Ever since the reemergence of Shane McMahon back in January, countless reports, rumors and speculation swirled around the corporate structure backstage in WWE, specifically surrounding Shane, Vince and Stephanie McMahon, and Triple H. For the most part, notions of any power struggle have largely subsided. Vince remains the ultimate decision-maker, Shane is strictly an on-screen performer with a salary that reflects it and Triple H and Stephanie are still in line to take over the business.
All that being said, Vince and Triple H, while productively engaged in a transition period, still share different visions of what the WWE should be. That’s most evident in the brands they’re in charge of. Vince has final say over all main-roster decisions, with Triple H exercising full autonomy over NXT. Since becoming a weekly offering on the WWE Network, the company’s developmental brand displays distinct differences in how it’s presented. NXT delivers shorter promos, arguably better matches, and vastly more freedom for the announce team.

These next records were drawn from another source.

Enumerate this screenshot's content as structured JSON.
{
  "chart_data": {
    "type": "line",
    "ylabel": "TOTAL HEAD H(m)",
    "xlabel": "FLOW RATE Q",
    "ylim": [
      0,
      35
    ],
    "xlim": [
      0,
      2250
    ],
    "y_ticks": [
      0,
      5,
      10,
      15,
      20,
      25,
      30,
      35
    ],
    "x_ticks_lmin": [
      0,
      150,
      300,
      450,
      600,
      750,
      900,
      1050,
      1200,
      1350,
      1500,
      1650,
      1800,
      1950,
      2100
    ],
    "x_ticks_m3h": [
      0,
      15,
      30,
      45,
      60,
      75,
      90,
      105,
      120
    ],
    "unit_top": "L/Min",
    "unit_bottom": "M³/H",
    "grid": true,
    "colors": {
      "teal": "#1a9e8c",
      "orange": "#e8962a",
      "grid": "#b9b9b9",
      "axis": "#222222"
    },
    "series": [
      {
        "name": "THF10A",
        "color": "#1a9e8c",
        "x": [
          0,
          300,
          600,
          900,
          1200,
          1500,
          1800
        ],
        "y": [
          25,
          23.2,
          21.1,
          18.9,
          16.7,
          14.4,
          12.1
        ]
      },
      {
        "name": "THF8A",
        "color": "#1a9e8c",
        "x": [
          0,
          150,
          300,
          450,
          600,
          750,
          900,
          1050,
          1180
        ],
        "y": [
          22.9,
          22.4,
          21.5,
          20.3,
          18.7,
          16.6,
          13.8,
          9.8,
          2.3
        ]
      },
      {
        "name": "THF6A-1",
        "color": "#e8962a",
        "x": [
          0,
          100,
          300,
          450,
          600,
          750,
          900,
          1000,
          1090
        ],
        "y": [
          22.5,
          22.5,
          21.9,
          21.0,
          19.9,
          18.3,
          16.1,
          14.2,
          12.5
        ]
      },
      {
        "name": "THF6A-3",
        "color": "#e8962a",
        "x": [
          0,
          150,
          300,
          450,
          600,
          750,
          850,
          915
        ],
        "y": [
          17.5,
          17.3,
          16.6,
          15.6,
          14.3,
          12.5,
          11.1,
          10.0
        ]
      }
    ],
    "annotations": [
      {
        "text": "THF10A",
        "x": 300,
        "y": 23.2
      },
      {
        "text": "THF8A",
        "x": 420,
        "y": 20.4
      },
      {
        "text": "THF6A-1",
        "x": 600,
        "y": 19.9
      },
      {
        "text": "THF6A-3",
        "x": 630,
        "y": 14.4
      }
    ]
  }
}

Through logical deduction, fans have envisioned that style of sports entertainment transitioning to the main roster whenever the day comes that Vince steps down and Triple H assumes control of creative. Until that day comes, however, Vince’s word is final no matter what anyone, including his son-in-law, might say. As it happens, the most recent example of their creative differences clashing came to light last Sunday at WWE’s most recent pay-per-view, Money In The Bank.
As previously noted, Roman Reigns was recently suspended for violating the WWE Talent Wellness Policy, taking him off programming for 30 days. And as the Inquisitr reported earlier this week, Vince and other WWE officials were aware of Reigns’ failed test even before Money In The Bank. Roman still defended his WWE World Heavyweight Championship against Seth Rollins, but more surprisingly, he remained in the booking of the Battleground triple threat with Rollins and Ambrose. Taking the title off of Reigns was deemed a necessity, but giving it to Ambrose was a last-minute decision, made perhaps as late as the actual day of the event.
How the title switch came about became a point of contention between Vince McMahon and Triple, according to Ringside News. Triple H was pushing for Ambrose to cash-in his Money in the Bank contract during the actual match between Reigns and Rollins. Hunter did not seem to care who Ambrose would eventually pin. The basis of his argument was to have The Lunatic Fringe beat both of the main event participants, perhaps as a seed-planter in an eventual triple threat rematch. Vince had other ideas, however.
The way things played out at Money In The Bank was Vince’s final verdict. The chairman decreed that Reigns should be pinned clean, as punishment for failing the Wellness test. With the final decision to give the belt to Ambrose made, it then was clear and apparent that he would have to pin Rollins shortly after Seth’s victory. With each passing day, it’s become more clear that making the title change was more due to the violation rather than the poor live event attendance at shows where Reigns was the headliner. It certainly helped Ambrose’s case that the shows he led were doing similar numbers to Roman’s, but the failed drug test sealed their fates.
Vince recently gave Triple H the green light in regards to promoting NXT talent to the main roster, but that doesn’t necessarily mean that Mr. McMahon will let The Game call the shots in the big leagues. Title reigns are always interesting to follow, but this one especially, as the Inquisitr recently reported that Ambrose’s could end as early as Battleground. Whether Triple H will have any say in that remains to be seen, especially with a bigger focus about to be placed on new talent as the brand extension nears.